Why you should ask your staff to dream on the job
This article was contributed to The Globe and Mail by Brian Scudamore
Recently, I found a picture I drew as a four-year-old. It’s just a simple drawing of me cleaning up junk, complete with a little push broom. At the time, there was obviously no way I could have known I’d grow up to start 1-800-GOT-JUNK?. Looking at this little scrap of paper proves one thing to me: the simple act of writing things down has magic.
Okay, maybe not magic, but it’s more than coincidence. Studies have shown people are 42 per cent more likely to achieve something if it’s written down.
That’s why we ask our team at O2E Brands, “Can you imagine?” Then we write down their big, hairy, audacious goals on the wall at our headquarters to ensure they stay top-of-mind. Empowering our people to complete passion projects that align with the company’s broader vision has a huge impact on momentum and engagement. It’s also resulted in some of our biggest achievements, from appearing on Oprah, to expanding to Australia, to being the subject of a Harvard Business Review case study.

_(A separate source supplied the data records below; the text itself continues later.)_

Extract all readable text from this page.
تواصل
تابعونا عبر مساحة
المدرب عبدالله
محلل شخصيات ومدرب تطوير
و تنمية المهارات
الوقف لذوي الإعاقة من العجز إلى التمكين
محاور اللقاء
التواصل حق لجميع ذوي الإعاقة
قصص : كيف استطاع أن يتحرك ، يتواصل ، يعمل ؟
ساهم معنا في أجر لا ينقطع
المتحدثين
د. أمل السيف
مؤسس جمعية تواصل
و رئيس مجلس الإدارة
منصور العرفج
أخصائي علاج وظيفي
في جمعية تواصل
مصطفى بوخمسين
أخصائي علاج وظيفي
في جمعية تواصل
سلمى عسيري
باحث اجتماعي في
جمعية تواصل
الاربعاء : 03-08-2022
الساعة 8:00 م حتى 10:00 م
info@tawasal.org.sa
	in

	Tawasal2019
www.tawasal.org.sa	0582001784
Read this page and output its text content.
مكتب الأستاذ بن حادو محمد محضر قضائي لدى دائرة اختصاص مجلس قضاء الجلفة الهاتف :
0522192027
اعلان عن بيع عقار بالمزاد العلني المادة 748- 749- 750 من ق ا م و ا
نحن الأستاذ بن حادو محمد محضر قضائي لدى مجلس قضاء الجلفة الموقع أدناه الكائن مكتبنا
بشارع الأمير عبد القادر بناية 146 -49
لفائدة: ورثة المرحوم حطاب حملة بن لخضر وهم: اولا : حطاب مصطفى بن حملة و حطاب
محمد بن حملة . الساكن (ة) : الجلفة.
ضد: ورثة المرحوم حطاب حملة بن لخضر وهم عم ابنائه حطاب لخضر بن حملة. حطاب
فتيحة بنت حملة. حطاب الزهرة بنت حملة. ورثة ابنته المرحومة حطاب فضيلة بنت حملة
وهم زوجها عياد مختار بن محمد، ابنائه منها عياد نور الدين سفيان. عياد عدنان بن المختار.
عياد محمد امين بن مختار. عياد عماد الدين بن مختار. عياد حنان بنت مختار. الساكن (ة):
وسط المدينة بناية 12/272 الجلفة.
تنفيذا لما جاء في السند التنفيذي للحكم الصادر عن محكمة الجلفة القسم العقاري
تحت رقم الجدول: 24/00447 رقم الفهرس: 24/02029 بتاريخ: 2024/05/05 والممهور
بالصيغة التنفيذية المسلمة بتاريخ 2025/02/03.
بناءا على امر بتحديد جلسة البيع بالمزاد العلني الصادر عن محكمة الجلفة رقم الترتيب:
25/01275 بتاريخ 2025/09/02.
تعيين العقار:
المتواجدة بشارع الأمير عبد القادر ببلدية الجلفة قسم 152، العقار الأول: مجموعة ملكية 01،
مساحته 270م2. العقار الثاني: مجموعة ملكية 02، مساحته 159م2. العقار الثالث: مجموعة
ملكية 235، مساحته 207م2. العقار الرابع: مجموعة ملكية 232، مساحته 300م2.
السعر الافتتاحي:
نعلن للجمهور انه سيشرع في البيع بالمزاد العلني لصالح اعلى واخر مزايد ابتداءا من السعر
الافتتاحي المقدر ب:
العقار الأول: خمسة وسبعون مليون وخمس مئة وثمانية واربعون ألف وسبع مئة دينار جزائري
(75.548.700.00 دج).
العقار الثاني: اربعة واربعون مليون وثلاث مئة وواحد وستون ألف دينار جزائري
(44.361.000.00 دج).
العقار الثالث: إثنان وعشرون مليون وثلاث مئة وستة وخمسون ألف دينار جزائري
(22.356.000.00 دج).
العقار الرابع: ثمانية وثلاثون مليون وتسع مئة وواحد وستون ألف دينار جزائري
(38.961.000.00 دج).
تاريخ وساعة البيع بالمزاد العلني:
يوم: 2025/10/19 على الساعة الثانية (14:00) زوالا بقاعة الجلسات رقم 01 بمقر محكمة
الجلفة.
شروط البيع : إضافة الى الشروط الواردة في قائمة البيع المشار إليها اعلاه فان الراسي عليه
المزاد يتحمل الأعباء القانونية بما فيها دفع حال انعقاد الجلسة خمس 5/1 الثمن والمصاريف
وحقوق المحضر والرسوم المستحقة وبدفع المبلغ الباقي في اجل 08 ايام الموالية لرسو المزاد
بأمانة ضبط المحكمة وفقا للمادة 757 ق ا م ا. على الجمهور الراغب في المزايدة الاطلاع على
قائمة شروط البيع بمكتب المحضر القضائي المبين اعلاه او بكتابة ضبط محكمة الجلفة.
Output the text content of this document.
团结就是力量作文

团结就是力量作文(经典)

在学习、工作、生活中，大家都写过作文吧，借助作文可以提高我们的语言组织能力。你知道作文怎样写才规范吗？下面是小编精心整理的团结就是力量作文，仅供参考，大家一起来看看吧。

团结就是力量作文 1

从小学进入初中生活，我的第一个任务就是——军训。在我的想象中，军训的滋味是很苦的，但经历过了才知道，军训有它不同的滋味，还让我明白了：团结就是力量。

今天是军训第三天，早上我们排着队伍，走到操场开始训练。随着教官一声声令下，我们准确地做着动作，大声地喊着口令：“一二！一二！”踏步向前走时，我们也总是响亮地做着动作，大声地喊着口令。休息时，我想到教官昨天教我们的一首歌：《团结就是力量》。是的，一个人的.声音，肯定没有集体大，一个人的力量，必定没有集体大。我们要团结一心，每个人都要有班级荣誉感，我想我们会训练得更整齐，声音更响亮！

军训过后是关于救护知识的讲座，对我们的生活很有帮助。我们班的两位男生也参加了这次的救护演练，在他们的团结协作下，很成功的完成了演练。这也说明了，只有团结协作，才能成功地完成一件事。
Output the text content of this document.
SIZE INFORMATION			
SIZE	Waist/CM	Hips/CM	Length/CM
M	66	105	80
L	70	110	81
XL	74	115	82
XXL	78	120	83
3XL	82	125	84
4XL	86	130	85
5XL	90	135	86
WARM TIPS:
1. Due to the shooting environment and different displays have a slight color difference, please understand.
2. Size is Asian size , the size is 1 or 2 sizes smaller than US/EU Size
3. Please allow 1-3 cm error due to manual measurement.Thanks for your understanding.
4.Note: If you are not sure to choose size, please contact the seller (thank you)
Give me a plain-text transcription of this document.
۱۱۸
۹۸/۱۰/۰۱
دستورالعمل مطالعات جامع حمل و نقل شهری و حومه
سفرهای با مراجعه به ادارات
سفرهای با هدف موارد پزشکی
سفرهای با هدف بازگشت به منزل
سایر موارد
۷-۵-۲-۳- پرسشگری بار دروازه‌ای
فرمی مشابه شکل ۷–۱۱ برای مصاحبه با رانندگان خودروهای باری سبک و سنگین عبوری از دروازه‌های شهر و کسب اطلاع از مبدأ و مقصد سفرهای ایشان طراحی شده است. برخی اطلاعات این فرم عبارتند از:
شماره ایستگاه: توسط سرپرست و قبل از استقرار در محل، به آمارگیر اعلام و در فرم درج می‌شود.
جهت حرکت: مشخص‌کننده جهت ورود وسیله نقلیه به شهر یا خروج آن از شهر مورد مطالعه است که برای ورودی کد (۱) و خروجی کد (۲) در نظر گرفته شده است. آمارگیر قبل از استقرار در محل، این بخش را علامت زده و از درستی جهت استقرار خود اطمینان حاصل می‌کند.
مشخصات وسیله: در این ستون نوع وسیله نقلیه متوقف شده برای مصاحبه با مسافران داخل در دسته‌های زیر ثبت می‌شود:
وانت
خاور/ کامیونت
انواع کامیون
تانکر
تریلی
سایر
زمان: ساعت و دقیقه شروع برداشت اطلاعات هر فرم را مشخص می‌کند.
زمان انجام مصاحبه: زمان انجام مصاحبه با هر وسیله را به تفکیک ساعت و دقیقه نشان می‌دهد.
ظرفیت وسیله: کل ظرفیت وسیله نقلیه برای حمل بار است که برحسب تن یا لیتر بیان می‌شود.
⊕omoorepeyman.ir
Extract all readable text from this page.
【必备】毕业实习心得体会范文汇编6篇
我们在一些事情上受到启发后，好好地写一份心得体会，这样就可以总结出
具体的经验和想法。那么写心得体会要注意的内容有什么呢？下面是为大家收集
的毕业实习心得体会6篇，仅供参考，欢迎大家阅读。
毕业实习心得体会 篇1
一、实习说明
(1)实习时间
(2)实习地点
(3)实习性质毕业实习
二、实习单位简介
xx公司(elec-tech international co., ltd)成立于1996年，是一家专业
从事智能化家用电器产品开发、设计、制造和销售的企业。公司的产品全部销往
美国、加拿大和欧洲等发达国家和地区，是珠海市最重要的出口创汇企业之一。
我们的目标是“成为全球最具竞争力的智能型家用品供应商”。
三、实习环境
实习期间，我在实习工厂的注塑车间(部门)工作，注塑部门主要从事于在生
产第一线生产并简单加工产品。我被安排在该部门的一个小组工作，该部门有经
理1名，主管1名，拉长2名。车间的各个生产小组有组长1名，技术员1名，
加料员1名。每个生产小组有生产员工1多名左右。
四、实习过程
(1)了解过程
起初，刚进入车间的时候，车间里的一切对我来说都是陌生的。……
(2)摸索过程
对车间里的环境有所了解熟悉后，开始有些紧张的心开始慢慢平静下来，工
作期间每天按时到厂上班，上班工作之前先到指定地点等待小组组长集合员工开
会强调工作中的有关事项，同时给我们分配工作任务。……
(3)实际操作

Here’s how you can create a “Can You Imagine?” wall for yourself, your company, or your employees, to keep everyone pushing towards achieving their wildest daydreams.
Get the creative juices flowing
The first step to successful brainstorming is to create a space where ideas can unfold, without self-censoring or limits. No matter how ridiculous something seems, jot it down. The goal is to get your team into what occupational psychologists call a flow-state, where you’re fully absorbed and enjoying the process.
It’s easy to get things started by asking pointed questions. Things like, if this company could do anything, what would it be? What market would be incredible to reach? Then, dig a little deeper into the answers: If you want to expand to Australia, what does it look like out the window from your imaginary Aussie office? Picturing a specific scene is key to turning fantasy into reality.
Use the whole wall
So you’ve got your key list of goals. The next step is so obvious that most people forget: Write them down where you’ll see them, day after day. Visuals stick with us: only 10 per cent of verbal information gets retained, but we can recall 65 per cent of visual info we receive.
At our office, I’ve designated an entire wall for sharing our business dreams. In the center are the words “Can You Imagine?” Our ideas radiate out from there – no hierarchy or special order. Anybody from our team can suggest goals for the wall at any point, and if they’re right for the brand, I’ll order up a special decal and add it to the wall. Paint or markers work, too – the point is to instill some sense of permanency.
After several years, the wall becomes a fantastic mix of aspirations for the future and reminders of goals we’ve actually achieved: a testament to what dreaming can accomplish.
Throw out strategy
The “Can You Imagine” wall isn’t meant to be an obligation or a burden, with deadlines and deliverables. It’s supposed to be quiet background motivation: subliminal but powerful. Simply by posting these ideas, our brains start looking for connections and spotting opportunities when they arise.
Several years ago, I was getting frustrated looking for a second business for our company to invest in and had pretty much given up. But the goal was still up there on the wall. When I least expected it, I stumbled onto the opportunity to start WOW 1 DAY PAINTING and was able to move beyond the junk industry. It may sound silly, but it’s amazing what happens when you just put something out there, let it marinate and wait.
Right now, I’m working with my daughter’s school to put up a “Can You Imagine?” wall because dreaming big just isn’t encouraged enough in schools. In fact, the rules in educational institutions often do the opposite. But if we start encouraging kids to think outside the box and create a space for them to stretch their imaginations, imagine what the next generation could accomplish in business – and beyond.
Brian Scudamore is the founder and CEO of O2E Brands, which includes home-service companies like 1-800-GOT-JUNK?. He’s a people-person and passionate entrepreneur who helps others take the lead in their small business.